Le quart de ces Québécois se disent déjà tellement en difficulté que leur salaire est insuffisant pour payer factures et dettes.
Photo: iStock Le quart de ces Québécois se disent déjà tellement en difficulté que leur salaire est insuffisant pour payer factures et dettes.

Plus de la moitié des Québécois sont à 200 $ ou moins du seuil de l’insolvabilité financière à la fin de chaque mois et la proportion va en augmentant, rapporte un sondage. Mais on ne le regrette pas. Les Québécois se révèlent généralement moins préoccupés par leur niveau d’endettement que la majorité des autres Canadiens, selon un sondage Ipsos réalisé pour le compte de la firme spécialisée en insolvabilité MNP et dont les résultats ont été dévoilés mardi. Pourtant, 51 % des répondants au Québec affirment frôler le défaut de paiement chaque mois, au point de ne pas pouvoir payer une facture additionnelle de 200 $ ou moins. Cette proportion était encore de 46 % en décembre et s’élève en moyenne à 48 % au Canada. Le quart de ces Québécois (27 %) se disent déjà tellement en difficulté que leur salaire est insuffisant pour payer leurs factures et leurs dettes.

Pas étonnant, dans ce contexte, que deux Québécois sur cinq (43 %, contre 47 % des Canadiens) craignent les difficultés financières en cas d’augmentation des taux d’intérêt et que près du tiers (31 % contre 35 %) y voient un risque de faillite. Quoi qu’il arrive, 42 % (contre 46 % en décembre) prévoient de ne pas être en mesure d’assumer tous les frais de subsistance et les dépenses familiales au cours des 12 prochains mois sans s’endetter davantage, alors que seulement le tiers (32 % contre 35 % au Canada) croient, au contraire, pouvoir réduire leur niveau d’endettement. En attendant, 62 % des Québécois (67 % des Canadiens) se disent plus endettés aujourd’hui qu’ils l’étaient à pareille date l’an dernier, le tiers (35 %) s’en disent préoccupés et 32 % (41 % de Canadiens) admettent regretter le montant des dettes qu’ils ont contractées dans leur vie.

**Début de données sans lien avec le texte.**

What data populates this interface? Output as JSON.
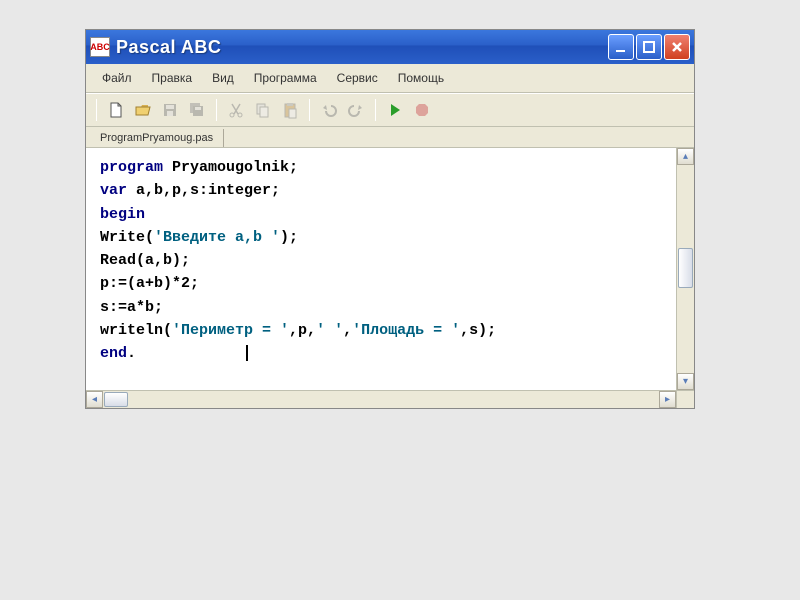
{
  "window": {
    "app_icon_text": "ABC",
    "title": "Pascal ABC"
  },
  "menu": {
    "items": [
      "Файл",
      "Правка",
      "Вид",
      "Программа",
      "Сервис",
      "Помощь"
    ]
  },
  "tabs": {
    "items": [
      "ProgramPryamoug.pas"
    ]
  },
  "code": {
    "l1_kw": "program",
    "l1_rest": " Pryamougolnik;",
    "l2_kw": "var",
    "l2_rest": " a,b,p,s:integer;",
    "l3_kw": "begin",
    "l4_a": "Write(",
    "l4_str": "'Введите a,b '",
    "l4_b": ");",
    "l5": "Read(a,b);",
    "l6": "p:=(a+b)*2;",
    "l7": "s:=a*b;",
    "l8_a": "writeln(",
    "l8_s1": "'Периметр = '",
    "l8_b": ",p,",
    "l8_s2": "' '",
    "l8_c": ",",
    "l8_s3": "'Площадь = '",
    "l8_d": ",s);",
    "l9_kw": "end",
    "l9_rest": "."
  }
}
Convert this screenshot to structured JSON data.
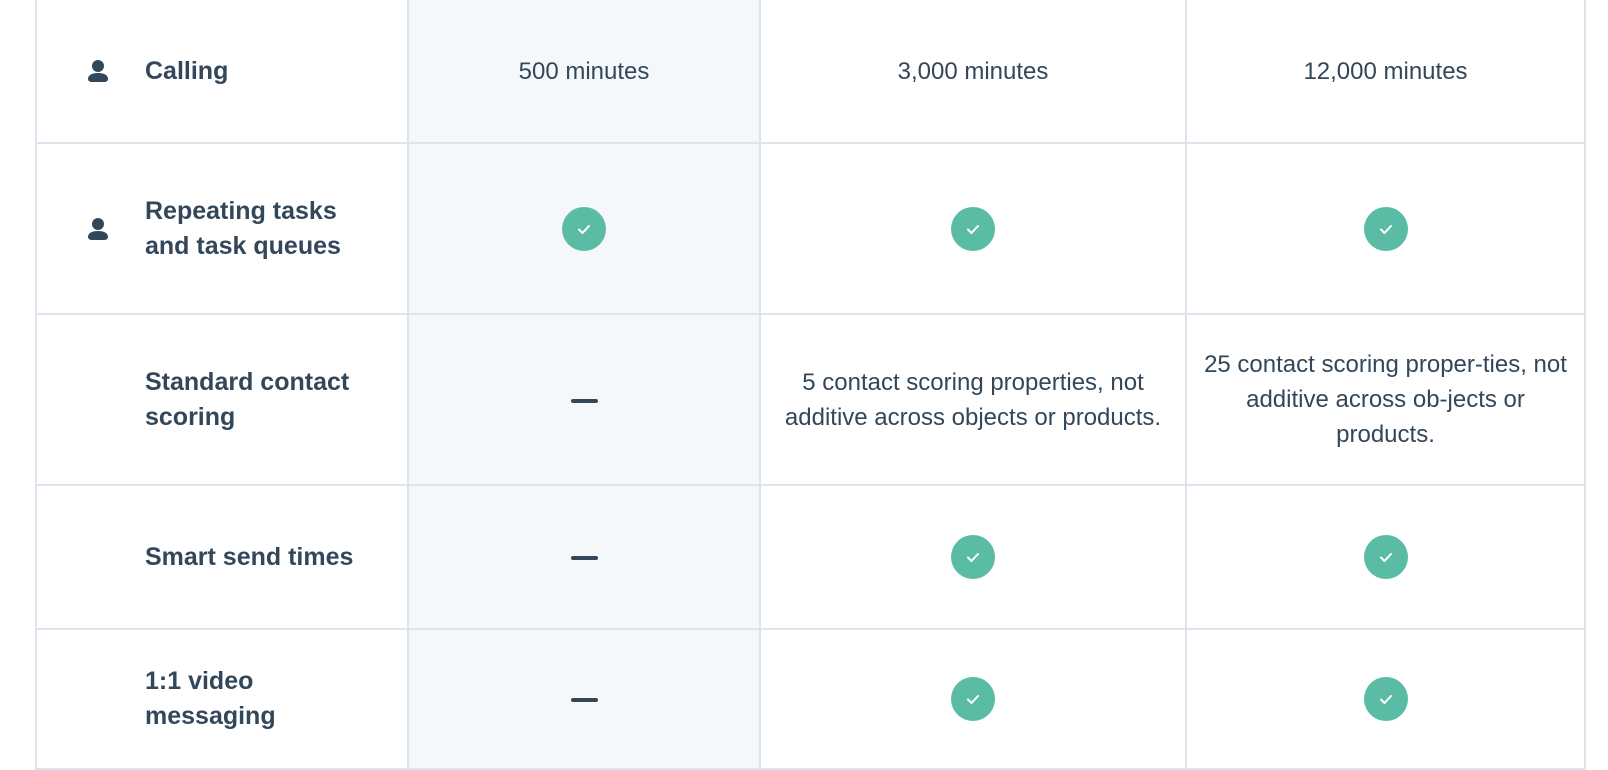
{
  "rows": [
    {
      "feature": "Calling",
      "icon": "person-icon",
      "values": [
        {
          "type": "text",
          "text": "500 minutes"
        },
        {
          "type": "text",
          "text": "3,000 minutes"
        },
        {
          "type": "text",
          "text": "12,000 minutes"
        }
      ]
    },
    {
      "feature": "Repeating tasks and task queues",
      "icon": "person-icon",
      "values": [
        {
          "type": "check"
        },
        {
          "type": "check"
        },
        {
          "type": "check"
        }
      ]
    },
    {
      "feature": "Standard contact scoring",
      "values": [
        {
          "type": "dash"
        },
        {
          "type": "text",
          "text": "5 contact scoring properties, not additive across objects or products."
        },
        {
          "type": "text",
          "text": "25 contact scoring proper-ties, not additive across ob-jects or products."
        }
      ]
    },
    {
      "feature": "Smart send times",
      "values": [
        {
          "type": "dash"
        },
        {
          "type": "check"
        },
        {
          "type": "check"
        }
      ]
    },
    {
      "feature": "1:1 video messaging",
      "values": [
        {
          "type": "dash"
        },
        {
          "type": "check"
        },
        {
          "type": "check"
        }
      ]
    }
  ],
  "colors": {
    "check": "#5bbca6",
    "text": "#33475b",
    "highlight_column": "#f5f8fa",
    "border": "#dfe3eb"
  }
}
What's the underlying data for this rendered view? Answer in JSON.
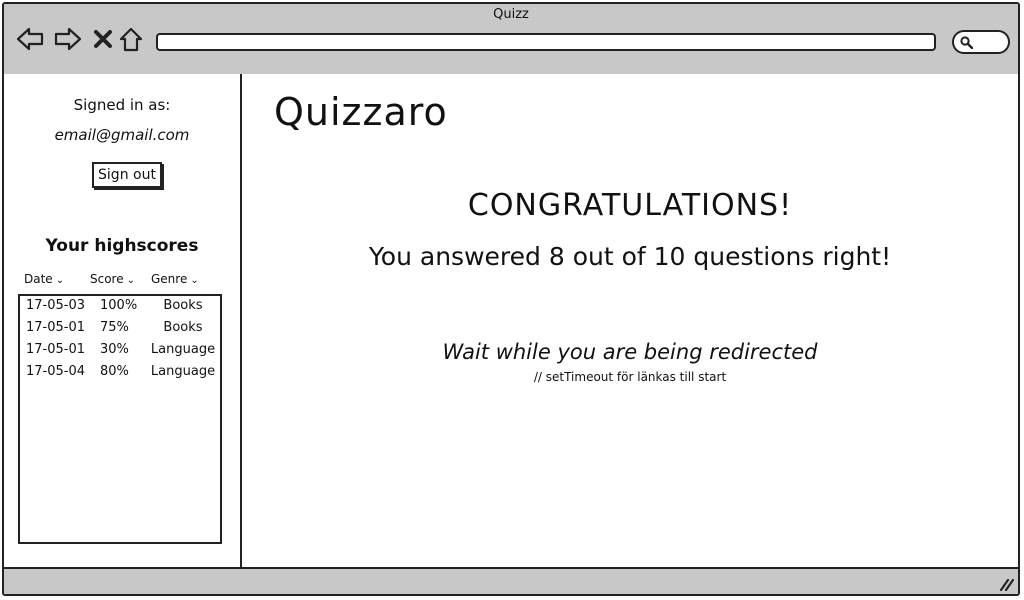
{
  "window": {
    "title": "Quizz"
  },
  "toolbar": {
    "back_icon": "back-arrow-icon",
    "forward_icon": "forward-arrow-icon",
    "close_icon": "close-x-icon",
    "home_icon": "home-icon",
    "url_value": "",
    "search_icon": "search-icon"
  },
  "sidebar": {
    "signed_in_label": "Signed in as:",
    "email": "email@gmail.com",
    "signout_label": "Sign out",
    "highscores_title": "Your highscores",
    "columns": [
      {
        "label": "Date"
      },
      {
        "label": "Score"
      },
      {
        "label": "Genre"
      }
    ],
    "rows": [
      {
        "date": "17-05-03",
        "score": "100%",
        "genre": "Books"
      },
      {
        "date": "17-05-01",
        "score": "75%",
        "genre": "Books"
      },
      {
        "date": "17-05-01",
        "score": "30%",
        "genre": "Language"
      },
      {
        "date": "17-05-04",
        "score": "80%",
        "genre": "Language"
      }
    ]
  },
  "main": {
    "brand": "Quizzaro",
    "congrats": "CONGRATULATIONS!",
    "result": "You answered 8 out of 10 questions right!",
    "wait": "Wait while you are being redirected",
    "note": "// setTimeout för länkas till start"
  },
  "colors": {
    "chrome": "#c8c8c8",
    "border": "#222222",
    "background": "#ffffff"
  }
}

« Lorsqu’il y a si peu de jeu dans le budget du ménage, les gens peuvent facilement se retrouver prisonniers d’un cycle d’endettement sans fin », a observé dans un communiqué Frédéric Lachance, syndic en insolvabilité chez MNP. « Ce n’est pas qu’une question de vivre au-dessus de ses moyens. En réalité, beaucoup trop de ménages n’arrivent tout simplement pas à boucler les fins de mois, quels que soient les efforts qu’ils y mettent. »

42%
C’est la part de Québécois qui pensent ne pas être en mesure d’assumer tous les frais de subsistance.

La Banque du Canada doit mettre à jour, mercredi, le niveau de son taux directeur sur lequel toutes les institutions financières canadiennes se baseront ensuite pour fixer leurs propres taux d’intérêt. La grande majorité des observateurs s’attendent à ce que la banque centrale maintienne ses taux inchangés pendant de nombreux mois encore.

Dans un discours à Vancouver le mois dernier, sa première sous-gouverneure, Carolyn Wilkins, avait redit comment « l’endettement élevé des ménages, qui atteint aujourd’hui environ 178 % du revenu disponible, est la principale vulnérabilité financière au pays » et que « la Banque en tient compte dans la formulation de la politique monétaire ».

Mené du 13 au 24 mars auprès d’un total de 2700 répondants, le sondage en ligne d’Ipsos s’attribue une marge d’erreur de plus ou moins 2,4 points de pourcentage, 19 fois sur 20, lorsqu’il est question de l’ensemble de la population canadienne, mais plus grande en ce qui a trait à des sous-ensembles, comme le Québec.